Jeanine Russaw interviews Ernest Green
Ernest Green—a man forced to walk through a barrage of physical harm, insults, and contemptuous glares to attend school – has lived to see two great moments in history.
“Growing up, there were two things I never thought I’d see,” Green said. “One was a president who looked like Barack Obama in the White House, the other was a free South Africa led by a Nelson Mandela.”
Green, who addressed the students of Hofstra University on Tuesday, Nov. 5, was one of nine students who integrated the formerly all-white Central High School of Little Rock, Arkansas in 1957. He also became the first African-American to graduate from the school in 1958.
A living link to America’s civil rights history, Green called on his young audience to use social media to highlight the continuing problems with racism in the U.S. and spread his message of a more inclusive America for future generations.
“Whether it’s the overt activity of Jim Crow laws we had in the 50s or the possibly more subtle racism today, it still restricts people’s ability,” Green said in an interview. “What we need in this country is to develop talent wherever it is and provide a foundation the country will benefit from.”
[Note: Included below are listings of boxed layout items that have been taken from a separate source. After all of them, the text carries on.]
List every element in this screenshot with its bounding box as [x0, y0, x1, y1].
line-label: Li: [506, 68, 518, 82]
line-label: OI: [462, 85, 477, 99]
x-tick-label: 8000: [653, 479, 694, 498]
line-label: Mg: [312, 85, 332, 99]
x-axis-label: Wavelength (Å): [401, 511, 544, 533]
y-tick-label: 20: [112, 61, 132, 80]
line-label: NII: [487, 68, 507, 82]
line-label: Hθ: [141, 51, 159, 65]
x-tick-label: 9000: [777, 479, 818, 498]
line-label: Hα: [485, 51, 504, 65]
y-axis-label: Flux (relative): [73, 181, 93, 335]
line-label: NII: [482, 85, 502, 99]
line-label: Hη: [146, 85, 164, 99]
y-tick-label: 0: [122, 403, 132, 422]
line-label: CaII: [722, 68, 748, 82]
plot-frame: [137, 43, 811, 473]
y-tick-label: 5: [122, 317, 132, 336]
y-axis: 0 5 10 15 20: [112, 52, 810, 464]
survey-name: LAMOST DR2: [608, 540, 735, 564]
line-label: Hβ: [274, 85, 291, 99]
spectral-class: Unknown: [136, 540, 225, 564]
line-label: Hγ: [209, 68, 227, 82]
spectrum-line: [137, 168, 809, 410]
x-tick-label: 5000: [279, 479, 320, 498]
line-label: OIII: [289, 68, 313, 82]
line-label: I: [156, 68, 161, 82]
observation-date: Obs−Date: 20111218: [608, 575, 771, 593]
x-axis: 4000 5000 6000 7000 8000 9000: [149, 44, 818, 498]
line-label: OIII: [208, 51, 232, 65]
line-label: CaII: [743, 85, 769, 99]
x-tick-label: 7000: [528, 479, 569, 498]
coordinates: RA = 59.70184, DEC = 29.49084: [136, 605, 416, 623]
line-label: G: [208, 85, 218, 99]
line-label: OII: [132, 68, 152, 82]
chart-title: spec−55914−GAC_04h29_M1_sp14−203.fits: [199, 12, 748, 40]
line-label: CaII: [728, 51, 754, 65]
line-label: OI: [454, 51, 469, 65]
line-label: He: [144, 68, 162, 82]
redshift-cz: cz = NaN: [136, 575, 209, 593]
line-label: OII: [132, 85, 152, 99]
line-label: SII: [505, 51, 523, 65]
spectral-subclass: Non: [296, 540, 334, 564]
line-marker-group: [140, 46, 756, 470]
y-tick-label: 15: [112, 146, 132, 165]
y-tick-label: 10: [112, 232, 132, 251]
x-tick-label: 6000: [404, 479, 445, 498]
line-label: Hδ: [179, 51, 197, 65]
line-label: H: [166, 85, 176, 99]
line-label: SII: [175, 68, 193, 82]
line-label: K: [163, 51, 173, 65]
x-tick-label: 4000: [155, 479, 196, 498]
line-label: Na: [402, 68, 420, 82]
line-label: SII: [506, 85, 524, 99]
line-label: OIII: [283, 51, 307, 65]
Ernest Green speaks on his experiences as one of the Little Rock Nine
LIR Photo Credit: Jeanine Russaw
During poignant pauses in Green’s presentation, words such as “leadership,” and “education” echoed among audience members; many realizing their speaker’s struggle was not “excessive” homework, but inadequate learning materials and violent confrontation.
Mark Atkinson, fourth year student and audio visual technician for the event said Green made him realize “the value of [my] education.”
“Hearing his firsthand account of how he fought to have his education makes my own mean so much more,” he said.
For Green, 72, the work is never done. He currently lives in Washington D.C., serves on the Board of Directors for Fisk University and the Board of Trustees for both Clark Atlanta University and Quality Education for Minorities Network.
The lecture, “On the Front Lines with the Little Rock Nine: a Conversation with Ernest Green,” was organized by the NAACP [Hofstra Chapter] to mark the 150th anniversary of the Emancipation Proclamation.
Green says it was impossible to know the outcome when he took part in what became one of the most celebrated events in the Civil Rights Movement. As president of the Hofstra NAACP, Angelica Jackson wanted students to walk away from Green’s visit with “the realization that ‘hard’ wasn’t even the word for them [Little Rock Nine].”
“We worry about the boy who doesn’t like us because we have a pimple on our face,” Jackson said. “They had to be worried about people not liking them for the color of their skin.”